Hoja de ruta

Ignacio Martínez

Daños colaterales

RAJOY ha dicho que Televisión Española es gubernamental desde el primero al último de sus programas. Me he quedado con la duda de si mete también las emisiones deportivas. Encuentro que, en materia futbolística, RTVE es muy madridista. Y si tenemos en cuenta que Zapatero es del Barça y Rajoy del Madrid, por aquí la teoría del presidente del PP hace aguas. Pero, bromas aparte, no comparto esta descalificación de Rajoy. Uno de los aciertos de este Gobierno ha sido declarar la mayoría de edad de la radiotelevisión pública, después de años de sectarismo.

Hay que atribuir mérito en la nueva situación a los populares, que pactaron la ley nacional de la corporación pública y consensuaron su presidente. Esta ley, dicho sea de paso, es más ambiciosa y plural que la aprobada en Andalucía hace pocos días. El PSOE no ha estado tan dispuesto a acabar con el protectorado gubernamental en esta televisión regional. Son inconvenientes de las mayorías absolutas.

Y ahora, en vísperas electorales, el PP sorprende a la afición deshaciendo uno de los escasos consensos de la legislatura. Y lo hacen, aunque tengan que comulgar con ruedas de molino: Rajoy proclama que La Cuatro es independiente, cuando en marzo le declaró la guerra a todos los medios de Prisa. Es curioso que la oferta de un debate entre los líderes de los dos grandes partidos la haya hecho Zapatero en Cádiz y la haya contestado Rajoy en Sevilla. Un ejemplo práctico de cómo las elecciones autonómicas andaluzas van a estar en segundo plano, abducidas por el debate nacional. Andalucía va a ser el escenario principal, pero no la protagonista de los comicios del 9 de marzo. Son los daños colaterales de la coincidencia electoral.

En España tenemos muchos ejemplos de televisiones gubernamentales: prácticamente todas las autonómicas. Pero en Europa hay numerosas muestras de lo contrario. Durante la Guerra de las Malvinas, en 1982, un enviado especial de la BBC explicó un lance bélico, en el que habían participado unos buques británicos. Y se refirió a ellos como "nuestros barcos". Recibió un recado de su director general, que le corregía: "La BBC no tiene barcos en las Malvinas". Por aquellos tiempos, la primera ministra Margaret Thatcher tuvo un encontronazo con uno de los presentadores veteranos de la televisión; en un programa en directo, se negó a contestar una pregunta y se irritó visiblemente.
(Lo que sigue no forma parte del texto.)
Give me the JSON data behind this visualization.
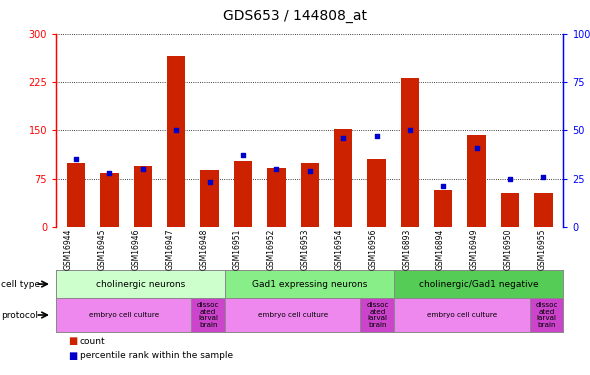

El periodista se justificó con un argumento elemental: "Esto es una televisión pública, señora". Son beneficios de la antigüedad. La BBC fue la primera televisión que emitió en el mundo, en 1936.

La RTVE va por buen camino. Bien harían Rajoy y Zapatero en preocuparse de que las autonómicas dejen de ser aparatos de propaganda de gobiernos regionales de todo signo político.